We had nice weather for the annual Community Easter Festival this year, and as usual when the weather is nice, Goat-O-Rama made an appearance. Finn got to be the star of the show this year since Sputnik has generally been doing all the heavy lifting (er, pulling) lately. In the interest of keeping it simple, we only brought Finn and no other goats. We dolled him up with a flower and ribbons on one of his festively wrapped horns. 



  







  




 
I love the expression on the far kid's face! 



  






  






  




 
This might have been my favorite cartload--three sisters decked out in their Easter finest and rabbit ears on the little one! 



  




 
This was my other favorite pair. The big brother was very protective of his special needs little sister and held onto her tight even while tooting the horn for her amusement. 



  






  




 
I guess not everyone loves a goat ride. 



  




 
But this sunny gal more than makes up for it!


----------



## ksalvagno (Oct 6, 2009)

Fantastic! I bet they all loved it! Finn looks very festive!


----------



## Dwarf Dad (Aug 27, 2017)

Looked like a lot of fun!


----------



## NigerianNewbie (Jun 6, 2018)

Finn looks so festive. There were several children whom really enjoyed the rare opportunity of being carted around with goat power. It's so heartwarming seeing how you guys give back to the communities and highlight how some goats are capable of working with and for people. :clapping::clapping:


----------



## MamaJenDSP (May 25, 2016)

️️️ my little Nigies won't be pulling a cart but man, I can really appreciate your fellas!


----------



## Damfino (Dec 29, 2013)

Two Nigies could easily pull a wagon though.


----------



## groovyoldlady (Jul 21, 2011)

Nigie wethers could definitely pull. The trick is to reserve some with horns to decorate. :nod:

I LOVE what you guys do with your boys!


----------



## MamaJenDSP (May 25, 2016)

Damfino said:


> Two Nigies could easily pull a wagon though.

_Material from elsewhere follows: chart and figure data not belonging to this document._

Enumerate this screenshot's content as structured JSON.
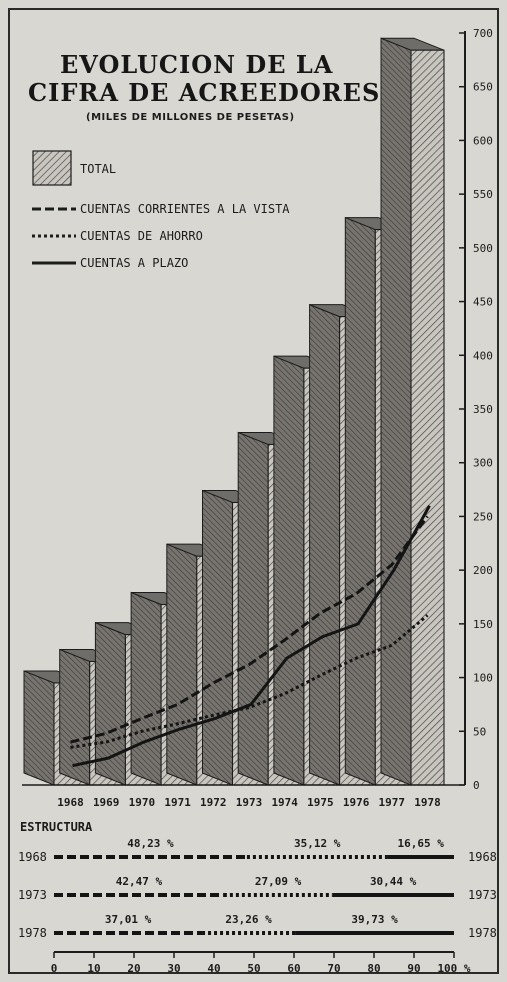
{
  "header": {
    "title_line1": "EVOLUCION DE LA",
    "title_line2": "CIFRA DE ACREEDORES",
    "subtitle": "(MILES DE MILLONES DE PESETAS)"
  },
  "legend": {
    "total": "TOTAL",
    "vista": "CUENTAS CORRIENTES A LA VISTA",
    "ahorro": "CUENTAS DE AHORRO",
    "plazo": "CUENTAS A PLAZO"
  },
  "chart_data": [
    {
      "type": "bar",
      "categories": [
        "1968",
        "1969",
        "1970",
        "1971",
        "1972",
        "1973",
        "1974",
        "1975",
        "1976",
        "1977",
        "1978"
      ],
      "series": [
        {
          "name": "TOTAL",
          "type": "bar",
          "values": [
            95,
            115,
            140,
            168,
            213,
            263,
            317,
            388,
            436,
            517,
            684
          ]
        },
        {
          "name": "CUENTAS CORRIENTES A LA VISTA",
          "type": "line",
          "style": "dashed",
          "values": [
            40,
            48,
            62,
            75,
            95,
            112,
            135,
            160,
            178,
            205,
            250
          ]
        },
        {
          "name": "CUENTAS DE AHORRO",
          "type": "line",
          "style": "dotted",
          "values": [
            35,
            40,
            50,
            57,
            65,
            72,
            85,
            102,
            118,
            130,
            158
          ]
        },
        {
          "name": "CUENTAS A PLAZO",
          "type": "line",
          "style": "solid",
          "values": [
            18,
            25,
            40,
            52,
            62,
            75,
            118,
            138,
            150,
            200,
            260
          ]
        }
      ],
      "yticks": [
        0,
        50,
        100,
        150,
        200,
        250,
        300,
        350,
        400,
        450,
        500,
        550,
        600,
        650,
        700
      ],
      "ylim": [
        0,
        700
      ],
      "y_axis_side": "right",
      "style": "3d hatched bars"
    },
    {
      "type": "stacked_bar",
      "title": "ESTRUCTURA",
      "categories": [
        "1968",
        "1973",
        "1978"
      ],
      "series": [
        {
          "name": "CUENTAS CORRIENTES A LA VISTA",
          "values": [
            48.23,
            42.47,
            37.01
          ],
          "labels": [
            "48,23 %",
            "42,47 %",
            "37,01 %"
          ]
        },
        {
          "name": "CUENTAS DE AHORRO",
          "values": [
            35.12,
            27.09,
            23.26
          ],
          "labels": [
            "35,12 %",
            "27,09 %",
            "23,26 %"
          ]
        },
        {
          "name": "CUENTAS A PLAZO",
          "values": [
            16.65,
            30.44,
            39.73
          ],
          "labels": [
            "16,65 %",
            "30,44 %",
            "39,73 %"
          ]
        }
      ],
      "xticks": [
        "0",
        "10",
        "20",
        "30",
        "40",
        "50",
        "60",
        "70",
        "80",
        "90",
        "100 %"
      ],
      "xlim": [
        0,
        100
      ]
    }
  ],
  "colors": {
    "bar_face": "#c9c6c0",
    "bar_side": "#6f6d69",
    "hatch": "#4a4846",
    "ink": "#1c1c1c",
    "paper": "#d9d7d2"
  }
}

Truth! 3 does on leashes can definitely take you for a "ride"  I wonder if I could do six in-hand


----------



## GoofyGoat (Sep 21, 2018)

I hope Finn got a special treat like a waffle cone for all his hard work. He's a special boy that's for sure 
Looks like y'all had a great time!


----------



## Damfino (Dec 29, 2013)

We definitely have way too much fun with these boys! We bought Finn a cinnamon muffin at the bake sale table after he got off work. I'm not sure he liked it much. Finn is a little bit picky and suspicious about treats. Sputnik, on the other hand, eats first and asks questions later.


----------



## toth boer goats (Jul 20, 2008)

That is awesome.


----------